Opinions of Monday, 19 May 2014

Columnist: Ayeboafo, Yaw Awuah Boadu

The Senchi “Puff” Consensus in Perspective

Solving the daily problems facing Ghanaians cannot be fixed by old economic lectures and media puffs. Neither do we need rocket scientist or supper humans to save our situation. How does the 22 point Senchi “PUFF” practically solves the problems we face?

Practically, when is the Ghanaian getting a workable government that gets the problem solved through the following common ideas?

1. Cutting down drastically cost and the traffic jams caused by presidential convoys largely because of one man one car?

2. Cutting unnecessary cost on uncountable meetings that recycle the old unworkable solutions?

3. Cutting down the number of unnecessary ministries and ministers who get paid but get nothing done?
4. Stopping touching on everything but getting nothing workable or achieved? Your examples could be good as mine.
5. Submitting to the laws of the state as first citizens?

6. Taking responsibility for the positions they offer themselves to be elected into?

7. Stopping blaming the hardworking citizens, the peasant farmers, the market men and women, the truck pushers, the street venders, the grassroots, and our unfortunate mass-illiterate brothers and sisters for their deplorable living conditions which they elect and pay them to fix?

8. When will our government stop making the hardworking Ghanaian and the hard-hit of their poor leadership the sacrificial lambs and as the perpetrators of the unacceptable national productivity?

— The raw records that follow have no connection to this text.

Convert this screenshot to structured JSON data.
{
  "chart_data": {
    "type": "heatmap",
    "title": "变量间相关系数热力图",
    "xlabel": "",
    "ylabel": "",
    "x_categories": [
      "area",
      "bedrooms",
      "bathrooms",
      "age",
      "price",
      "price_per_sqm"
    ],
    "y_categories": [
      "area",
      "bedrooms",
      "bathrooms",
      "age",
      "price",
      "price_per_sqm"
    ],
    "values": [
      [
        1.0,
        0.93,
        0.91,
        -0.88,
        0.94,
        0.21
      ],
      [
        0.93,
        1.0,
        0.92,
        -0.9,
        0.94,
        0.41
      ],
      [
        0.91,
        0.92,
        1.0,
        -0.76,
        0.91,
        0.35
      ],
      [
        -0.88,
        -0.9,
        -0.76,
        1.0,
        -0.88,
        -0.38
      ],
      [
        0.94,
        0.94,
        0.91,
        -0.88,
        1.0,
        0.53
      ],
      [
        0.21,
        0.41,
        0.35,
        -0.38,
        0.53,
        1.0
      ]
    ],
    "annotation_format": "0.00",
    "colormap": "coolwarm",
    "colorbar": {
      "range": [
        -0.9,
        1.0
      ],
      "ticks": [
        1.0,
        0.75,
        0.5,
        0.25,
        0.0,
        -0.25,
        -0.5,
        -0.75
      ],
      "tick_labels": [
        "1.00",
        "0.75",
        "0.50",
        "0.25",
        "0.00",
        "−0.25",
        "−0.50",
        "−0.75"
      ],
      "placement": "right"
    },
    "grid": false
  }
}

9. We hear government intends to cut the labour bill, indeed, how many people do the government of Ghana employ?

10. Is cost of labour the cause of the problems we face in Ghana or rather a myopic government whose interest is to concentrate our little resources in the pockets of the privileged few at the top?

11. When will the government we elect have get the right diagnoses and real focus to serve the people?

12. When will the government we elect irrespective of the political party focus on the basis-a strong food producing country, capable of feeding its citizens through massive investment in our ever traditional agricultural sector yet the backbone of the economy?

The time is nearer for a massive vent or display of the discontent of the grassroots for the unacceptable and deplorable living conditions handed upon them by the very people they repose their confidence in through elections to solve the problems.

It would not matter what political party one belongs, religion or faith, ethnicity, geography or where you one lives. The people would rise up in unity in response to the common deprivation and indignities they witness or share together their everyday lives as Ghanaians.

The smoke screen or bubble created by the myopic or self-centred politician would be punched. The politician would no longer be able to hide behind or exploit our diversity in opinions, ideas and above all our ethnicity to cover his or her incompetence, ineptitude, greediness and lack of commitment to the common Ghanaian good. The cynics may call this populism! But this response would be giving true meaning to majority rule.

Sooner rather than later, Ghanaians would demand a true government which could give practical solutions to the above twelve questions among others by assembling and coordinating a team of twelve or so dedicated TRUE CITIZENS to think but not at the comfort of The Royal Senchi Resort but rather at their respective offices in giving clear manifestation and commitment to truly solving the problems we face.